口当たりの悪い言葉だ。

自分は調査員なのだからと、何度言い聞かせたところでこの不快感はきっと消えることはない。

初めて『友達』になることを望んだ相手を、疑い欺いている罪悪感を受け入れたときから、二度と消えないのだ。

あぁ、電話でよかった。

今の顔を見られたら、間違いなく保護者に胸中を看破されていたはず。

抱く思いが『自分』にとって不必要であることも、また自覚している光は、悟られぬよう息を吐き出した。

『……お前、何かあったか?』
「え、あ、あぁ。そうだ、言わなきゃならないこと、まだまだあったんだ。実はこの前のイベント中に……」
『そういう意味じゃなかったんだけどな。まぁ、いいか。で?何があった』

なら一体、どういう意味だったのか。

問い返す前に先を促され、光は追求を諦め先日の一件を伝えた。

自分が拉致された事実を説明するのは正直抵抗があったが、そこを隠しては事件が成立しないために、すべてを話す。

仁志が壮絶な怒りを見せたところに差し掛かれば、口調はぎこちなくなったが、しかしあの理性を取り払った激情が薬物によるものでないと断言出来ぬ以上、どうにか続けた。
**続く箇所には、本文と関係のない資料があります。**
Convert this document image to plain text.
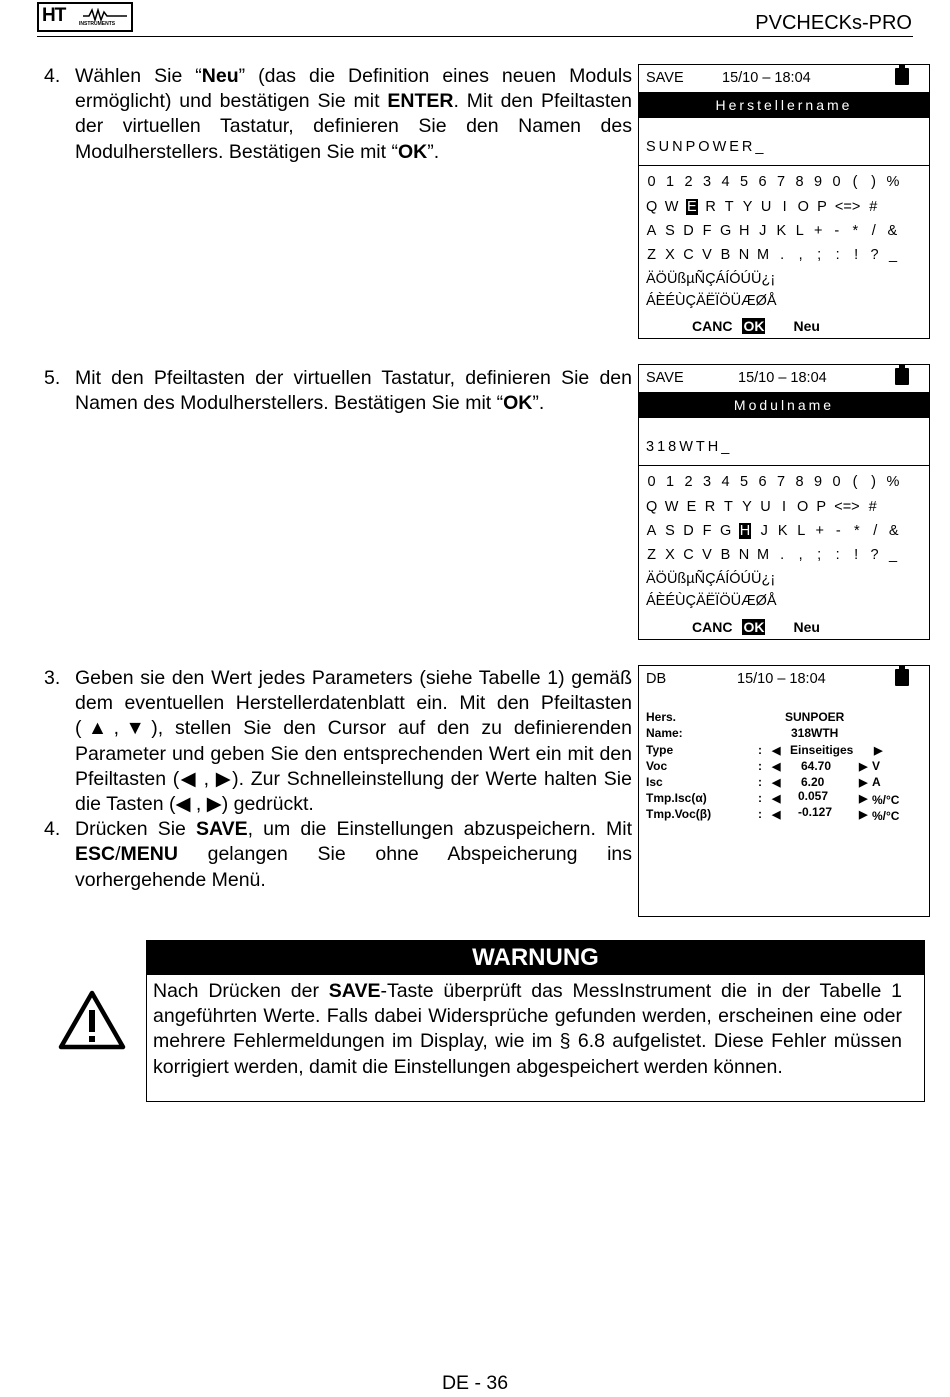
HT	INSTRUMENTS	PVCHECKs-PRO
4. Wählen Sie “Neu” (das die Definition eines neuen Moduls ermöglicht) und bestätigen Sie mit ENTER. Mit den Pfeiltasten der virtuellen Tastatur, definieren Sie den Namen des Modulherstellers. Bestätigen Sie mit “OK”.
SAVE	15/10 – 18:04
Herstellername
SUNPOWER_
0 1 2 3 4 5 6 7 8 9 0 ( ) %
Q W E R T Y U I O P <=> #
A S D F G H J K L + - * / &
Z X C V B N M . , ; : ! ? _
ÄÖÜßµÑÇÁÍÓÚÜ¿¡
ÁÈÉÙÇÄËÏÖÜÆØÅ
CANC OK Neu
5. Mit den Pfeiltasten der virtuellen Tastatur, definieren Sie den Namen des Modulherstellers. Bestätigen Sie mit “OK”.
SAVE	15/10 – 18:04
Modulname
318WTH_
0 1 2 3 4 5 6 7 8 9 0 ( ) %
Q W E R T Y U I O P <=> #
A S D F G H J K L + - * / &
Z X C V B N M . , ; : ! ? _
ÄÖÜßµÑÇÁÍÓÚÜ¿¡
ÁÈÉÙÇÄËÏÖÜÆØÅ
CANC OK Neu
3. Geben sie den Wert jedes Parameters (siehe Tabelle 1) gemäß dem eventuellen Herstellerdatenblatt ein. Mit den Pfeiltasten (▲,▼), stellen Sie den Cursor auf den zu definierenden Parameter und geben Sie den entsprechenden Wert ein mit den Pfeiltasten (◀ , ▶). Zur Schnelleinstellung der Werte halten Sie die Tasten (◀ , ▶) gedrückt.
4. Drücken Sie SAVE, um die Einstellungen abzuspeichern. Mit ESC/MENU gelangen Sie ohne Abspeicherung ins vorhergehende Menü.
DB	15/10 – 18:04
Hers.	SUNPOER
Name:	318WTH
Type	: ◀ Einseitiges ▶
Voc	: ◀ 64.70	▶ V
Isc	: ◀ 6.20	▶ A
Tmp.Isc(α)	: ◀ 0.057	▶ %/°C
Tmp.Voc(β)	: ◀ -0.127 ▶ %/°C
WARNUNG
Nach Drücken der SAVE-Taste überprüft das MessInstrument die in der Tabelle 1 angeführten Werte. Falls dabei Widersprüche gefunden werden, erscheinen eine oder mehrere Fehlermeldungen im Display, wie im § 6.8 aufgelistet. Diese Fehler müssen korrigiert werden, damit die Einstellungen abgespeichert werden können.
DE - 36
穂積の徹底した情報管理によって、これ以上深く探るのは難しいこと。

インサニティ服用を強制された三人が、搬送された病院のこと。

すべてを語り終えるまでには、暫くの時間を要した。

『分かった。俺はどうにかして、その生徒三人との接触を図る。お前は生徒会が握っている情報がどのレベルなのか、探れるだけ探れ。引き続き、インサニティの売人を調査しろ』
「了解。サマーキャンプが終わったらまた連絡するけど、状況によっては夏一杯帰らないかもしれない」
『光』

通話を締めくくる文言を言おうとしたところで、改まった硬質な響きが耳を打つ。

「なに?」
『いくらある程度の耐性があるからって、お前が完全にドラッグが効かないわけじゃない。それだけ学院で敵視されてんだ。細心の注意を払って、自分の身を第一に守れ』
「そんな心配し過ぎ……」
『じゃ、ないだろ。頼むから、無茶だけはするな……守ってやれなくて、ごめんな』
「ちがっ、武ふ……っ」

ブツッと通話が切れる。

くしゃりと歪めた顔で、ただの箱に成り下がったものへ舌打ちをぶつけた。

何て声であんな言葉を言うのだ。

光を一人調査先に送り込んだのは、他でもない彼だ。

それは自分たちの肩書きを考えれば当然のことで、いくら危険が付き纏おうと、誰かが罪の意識を持つ必要はない。

請け負った依頼を遂行するには、あまりに基本的な行動だから。

だから木崎が、謝る理由だって存在しないと、彼とて分かっているはず。

理解していても、言わずにはいられなかったのであろう保護者を思うと、少年の胸はぎりっと鈍く軋むのだった。